Incidents associés

PARIS (AFP) - Facebook a mal identifié des dizaines de milliers de publicités signalées dans le cadre de sa politique de publicité politique, selon une étude publiée jeudi 9 décembre, qui a averti que cet échec pourrait conduire à une manipulation politique.
Des chercheurs de l'université belge KU Leuven et de l'université de New York ont examiné 33,8 millions de publicités Facebook diffusées sur le site de médias sociaux entre juillet 2020 et février 2021.
"Il s'agit de la première étude connue à quantifier les performances du système d'application de la politique publicitaire politique de Facebook à une échelle large et représentative", a déclaré l'équipe dans un résumé de ses conclusions.
Facebook impose des conditions plus strictes aux publicités payantes qui concernent "des questions sociales, électorales ou politiques", y compris les messages qui font la promotion de candidats particuliers.

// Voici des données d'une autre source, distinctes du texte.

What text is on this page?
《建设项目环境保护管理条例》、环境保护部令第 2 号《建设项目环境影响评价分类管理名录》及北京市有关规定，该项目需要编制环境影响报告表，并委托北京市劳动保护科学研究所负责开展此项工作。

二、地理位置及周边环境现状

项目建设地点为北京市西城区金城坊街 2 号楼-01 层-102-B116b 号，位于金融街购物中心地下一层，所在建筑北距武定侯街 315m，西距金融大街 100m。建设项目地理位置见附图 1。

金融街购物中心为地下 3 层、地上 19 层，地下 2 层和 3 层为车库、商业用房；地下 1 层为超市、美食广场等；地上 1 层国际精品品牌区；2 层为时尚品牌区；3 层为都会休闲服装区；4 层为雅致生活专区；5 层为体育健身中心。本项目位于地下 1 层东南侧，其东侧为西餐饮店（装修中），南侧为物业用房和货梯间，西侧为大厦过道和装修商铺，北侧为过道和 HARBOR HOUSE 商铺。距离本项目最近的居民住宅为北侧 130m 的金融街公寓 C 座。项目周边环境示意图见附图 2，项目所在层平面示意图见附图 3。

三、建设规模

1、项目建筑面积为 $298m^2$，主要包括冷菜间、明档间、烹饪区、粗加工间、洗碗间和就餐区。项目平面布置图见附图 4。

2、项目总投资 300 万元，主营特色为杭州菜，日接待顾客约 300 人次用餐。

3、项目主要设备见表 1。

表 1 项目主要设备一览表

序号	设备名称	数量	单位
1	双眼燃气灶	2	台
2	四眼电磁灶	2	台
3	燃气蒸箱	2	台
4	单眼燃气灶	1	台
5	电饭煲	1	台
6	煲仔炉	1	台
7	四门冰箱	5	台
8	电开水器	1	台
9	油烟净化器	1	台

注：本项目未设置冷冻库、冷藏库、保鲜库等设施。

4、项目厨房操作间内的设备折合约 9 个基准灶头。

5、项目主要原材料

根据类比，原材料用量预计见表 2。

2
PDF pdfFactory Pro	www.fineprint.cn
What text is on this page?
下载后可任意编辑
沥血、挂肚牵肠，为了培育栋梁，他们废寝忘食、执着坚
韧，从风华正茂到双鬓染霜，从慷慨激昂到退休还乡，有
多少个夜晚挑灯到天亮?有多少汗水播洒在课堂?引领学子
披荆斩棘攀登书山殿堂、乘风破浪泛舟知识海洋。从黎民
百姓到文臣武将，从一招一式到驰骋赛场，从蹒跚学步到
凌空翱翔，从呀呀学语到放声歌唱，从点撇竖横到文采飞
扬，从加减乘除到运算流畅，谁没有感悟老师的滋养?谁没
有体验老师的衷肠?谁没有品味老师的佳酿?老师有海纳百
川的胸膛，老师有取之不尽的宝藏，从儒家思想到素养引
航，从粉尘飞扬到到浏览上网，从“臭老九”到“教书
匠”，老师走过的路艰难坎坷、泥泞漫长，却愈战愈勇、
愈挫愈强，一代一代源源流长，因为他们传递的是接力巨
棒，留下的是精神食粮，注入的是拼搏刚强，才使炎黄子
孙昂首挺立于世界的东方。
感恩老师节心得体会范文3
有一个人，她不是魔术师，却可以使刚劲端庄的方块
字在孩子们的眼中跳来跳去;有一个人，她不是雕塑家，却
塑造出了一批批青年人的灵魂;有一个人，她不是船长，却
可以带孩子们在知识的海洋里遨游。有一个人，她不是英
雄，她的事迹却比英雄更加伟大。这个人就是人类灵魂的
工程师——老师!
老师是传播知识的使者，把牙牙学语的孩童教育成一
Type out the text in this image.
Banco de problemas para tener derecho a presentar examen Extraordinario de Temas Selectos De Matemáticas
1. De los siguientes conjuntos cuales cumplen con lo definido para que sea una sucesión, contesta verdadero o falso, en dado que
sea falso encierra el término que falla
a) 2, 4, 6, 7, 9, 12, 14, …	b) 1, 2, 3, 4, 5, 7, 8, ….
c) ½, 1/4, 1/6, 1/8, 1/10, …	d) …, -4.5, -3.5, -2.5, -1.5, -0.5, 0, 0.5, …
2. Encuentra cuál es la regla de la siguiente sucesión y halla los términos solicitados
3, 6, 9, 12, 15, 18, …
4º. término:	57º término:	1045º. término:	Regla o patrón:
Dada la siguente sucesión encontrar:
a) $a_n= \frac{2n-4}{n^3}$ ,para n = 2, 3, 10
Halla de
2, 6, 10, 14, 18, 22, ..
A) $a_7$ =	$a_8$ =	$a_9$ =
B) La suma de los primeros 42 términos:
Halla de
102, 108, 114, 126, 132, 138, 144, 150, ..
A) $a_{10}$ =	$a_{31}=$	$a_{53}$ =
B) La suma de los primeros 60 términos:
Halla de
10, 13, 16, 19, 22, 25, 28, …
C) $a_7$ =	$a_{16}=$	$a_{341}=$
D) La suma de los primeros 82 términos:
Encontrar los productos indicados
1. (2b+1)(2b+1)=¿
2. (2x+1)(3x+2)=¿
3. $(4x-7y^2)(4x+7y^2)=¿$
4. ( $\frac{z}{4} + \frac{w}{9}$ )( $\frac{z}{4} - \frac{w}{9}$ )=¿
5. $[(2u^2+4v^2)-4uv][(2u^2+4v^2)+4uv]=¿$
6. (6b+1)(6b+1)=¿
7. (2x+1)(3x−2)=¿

Les publicités étiquetées comme politiques apparaissent sur le site avec une clause de non-responsabilité qui explique qui les a payées. Les publicités jugées politiques, alors qu'elles n'ont pas été déclarées comme telles, sont supprimées.
Mais les chercheurs ont découvert que dans 189 000 cas, lorsque Facebook examinait une publicité pour vérifier si elle devait ou non être traitée comme politique, elle était erronée 83 % du temps.
Il s'agit notamment de 117 000 cas où le système de détection de Facebook n'a pas réussi à signaler des publicités qui auraient dû être traitées comme politiques, et 40 000 publicités qui ont été signalées par erreur comme politiques alors qu'elles ne l'étaient pas.
Les chercheurs ont noté que l'application de la politique par Facebook repose fortement sur la détection de mots-clés dans les publicités sous un système automatisé, bien que le personnel joue également un rôle dans la modération du contenu.
La période étudiée comprenait des élections dans deux grands marchés Facebook, les États-Unis et le Brésil, et les chercheurs ont averti que le mauvais étiquetage des publicités créait des opportunités de manipulation.
"Lorsque Facebook ne parvient pas à identifier les annonceurs qui ne déclarent pas correctement leurs publicités comme politiques, ceux qui sont malveillants peuvent diffuser de la désinformation", ont-ils averti.
"Les utilisateurs qui voient des publicités sans clause de non-responsabilité politique peuvent ne pas savoir que leur intention est de les influencer", ont-ils ajouté.
L'équipe a noté que le géant américain des médias sociaux a raté une proportion plus élevée de publicités politiques non déclarées en dehors des États-Unis.
"La plate-forme a eu le pire bilan en Malaisie, où elle a raté jusqu'à 45% des publicités de pages ou d'annonceurs manifestement politiques", indique le résumé de la recherche.
"En Macédoine, en Argentine, en Turquie, au Portugal, en France et en Serbie, Facebook a raté jusqu'à une publicité sur quatre de ces pages, qui étaient parrainées par des candidats ou des partis." L'étude fait suite aux critiques de Facebook concernant un récent scandale de lanceur d'alerte, y compris des accusations selon lesquelles la capacité du site à réprimer les discours de haine et la désinformation fait cruellement défaut en dehors de l'Occident.
Aux États-Unis, Facebook a introduit un moratoire sur les publicités politiques autour de l'élection présidentielle de 2020, à la suite d'une profonde controverse sur le rôle de la plateforme menant à l'élection de M. Donald Trump en 2016.